Ramsey County History magazine offers a wide variety of articles on the people, places and history of Ramsey County.

Volume 17

Volume 17, Number 1: 1981

The City Hall-County Courthouse and Its First Fifty Years
Author: Dane Smith
Ramsey County’s first courthouse went up in the 1850s near Rice Park. It was made of brick with a tower and a clock. It served until 1889 when it was replaced by a grand building designed by St. Paul architect Edward Bassford. Made of limestone, its clock tower rose to 260 feet. Thirty-five years later the building was judged to be obsolete and the Council said the governmental function of the new building should be paramount. Instead of having a design competition, architects were hired to prepare the plans for the new building. The Great Depression lowered the building’s cost, permitting the use of decorative materials “of unparalleled opulence,” including rare woods from all over the world. The Council also wanted a contemporary building, so they chose the reigning Art Deco style. The new City Hall-County Courthouse opened in 1932.
PDF of Smith article

 The Trademarks of Classy Classic Art Deco: A two-page photo essay of Art Deco interior finishing in the City Hall-County Courthouse.
God of Peace: Miles’ ‘Finest Creation in Stone’
Author: Dane Smith
The original interior design of the main hall of the Ramsey County Courthouse left a space for a major imaginative elongated piece of sculpture.

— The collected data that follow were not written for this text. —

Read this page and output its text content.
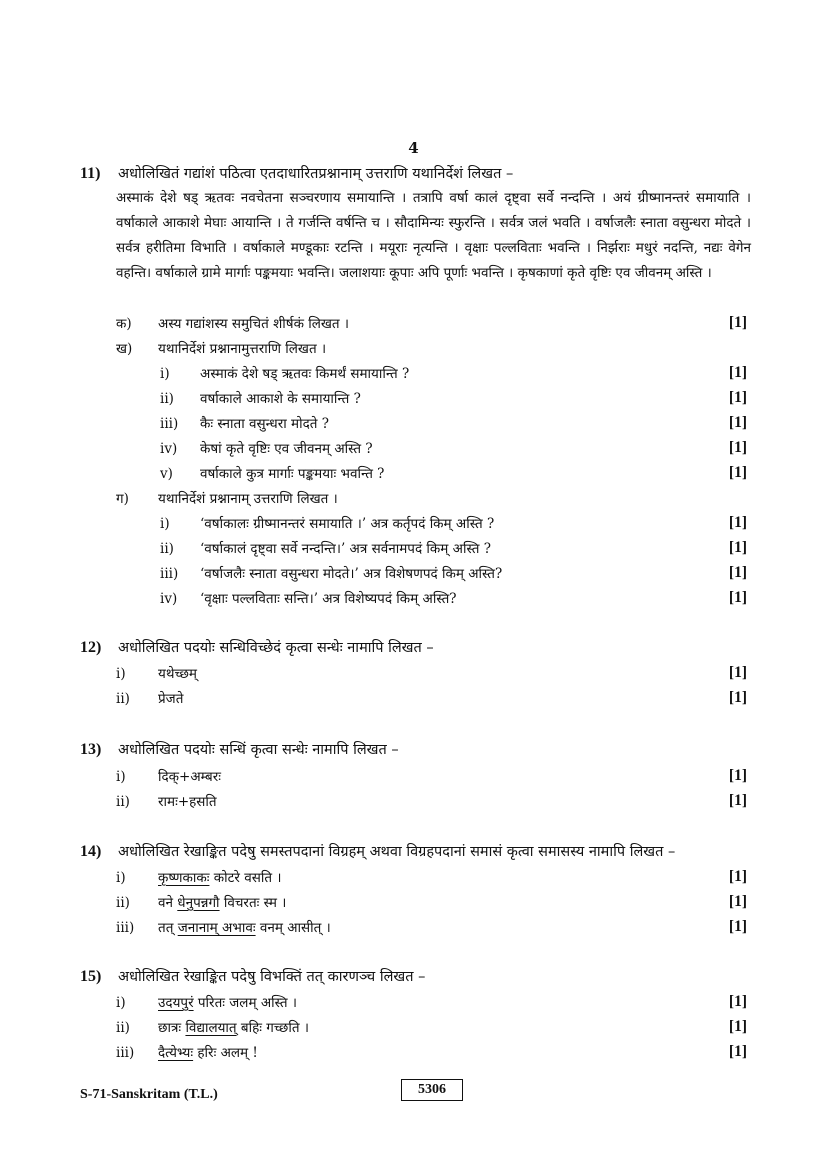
4
11)	अधोलिखितं गद्यांशं पठित्वा एतदाधारितप्रश्नानाम् उत्तराणि यथानिर्देशं लिखत –
अस्माकं देशे षड् ऋतवः नवचेतना सञ्चरणाय समायान्ति । तत्रापि वर्षा कालं दृष्ट्वा सर्वे नन्दन्ति । अयं ग्रीष्मानन्तरं समायाति । वर्षाकाले आकाशे मेघाः आयान्ति । ते गर्जन्ति वर्षन्ति च । सौदामिन्यः स्फुरन्ति । सर्वत्र जलं भवति । वर्षाजलैः स्नाता वसुन्धरा मोदते । सर्वत्र हरीतिमा विभाति । वर्षाकाले मण्डूकाः रटन्ति । मयूराः नृत्यन्ति । वृक्षाः पल्लविताः भवन्ति । निर्झराः मधुरं नदन्ति, नद्यः वेगेन वहन्ति। वर्षाकाले ग्रामे मार्गाः पङ्कमयाः भवन्ति। जलाशयाः कूपाः अपि पूर्णाः भवन्ति । कृषकाणां कृते वृष्टिः एव जीवनम् अस्ति ।
क)	अस्य गद्यांशस्य समुचितं शीर्षकं लिखत ।	[1]
ख)	यथानिर्देशं प्रश्नानामुत्तराणि लिखत ।
i)	अस्माकं देशे षड् ऋतवः किमर्थं समायान्ति ?	[1]
ii)	वर्षाकाले आकाशे के समायान्ति ?	[1]
iii)	कैः स्नाता वसुन्धरा मोदते ?	[1]
iv)	केषां कृते वृष्टिः एव जीवनम् अस्ति ?	[1]
v)	वर्षाकाले कुत्र मार्गाः पङ्कमयाः भवन्ति ?	[1]
ग)	यथानिर्देशं प्रश्नानाम् उत्तराणि लिखत ।
i)	‘वर्षाकालः ग्रीष्मानन्तरं समायाति ।’ अत्र कर्तृपदं किम् अस्ति ?	[1]
ii)	‘वर्षाकालं दृष्ट्वा सर्वे नन्दन्ति।’ अत्र सर्वनामपदं किम् अस्ति ?	[1]
iii)	‘वर्षाजलैः स्नाता वसुन्धरा मोदते।’ अत्र विशेषणपदं किम् अस्ति?	[1]
iv)	‘वृक्षाः पल्लविताः सन्ति।’ अत्र विशेष्यपदं किम् अस्ति?	[1]
12)	अधोलिखित पदयोः सन्धिविच्छेदं कृत्वा सन्धेः नामापि लिखत –
i)	यथेच्छम्	[1]
ii)	प्रेजते	[1]
13)	अधोलिखित पदयोः सन्धिं कृत्वा सन्धेः नामापि लिखत –
i)	दिक्+अम्बरः	[1]
ii)	रामः+हसति	[1]
14)	अधोलिखित रेखाङ्कित पदेषु समस्तपदानां विग्रहम् अथवा विग्रहपदानां समासं कृत्वा समासस्य नामापि लिखत –
i)	कृष्णकाकः कोटरे वसति ।	[1]
ii)	वने धेनुपन्नगौ विचरतः स्म ।	[1]
iii)	तत् जनानाम् अभावः वनम् आसीत् ।	[1]
15)	अधोलिखित रेखाङ्कित पदेषु विभक्तिं तत् कारणञ्च लिखत –
i)	उदयपुरं परितः जलम् अस्ति ।	[1]
ii)	छात्रः विद्यालयात् बहिः गच्छति ।	[1]
iii)	दैत्येभ्यः हरिः अलम् !	[1]
S-71-Sanskritam (T.L.)	5306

The Building Commission suggested a war memorial and interestingly, a sculptor who was a pacifist Swede was hired. He insisted that the work would celebrate peace and not war. Milles’s first three designs—an apostle St. Paul; a Father of Waters; and a naked young soldier returning from war—were rejected. He then submitted a
design based on a Ponca Indian ceremony he had seen and the commission approved this design in 1933. The statue was unveiled, amid great ceremony, in 1936. It was called “God of Peace” but was recently renamed “Vision of Peace” after Native groups said they had no God of Peace. The onyx stone came from Mexico, and the actual cutting was done by a St. Paul stone carver and his crew.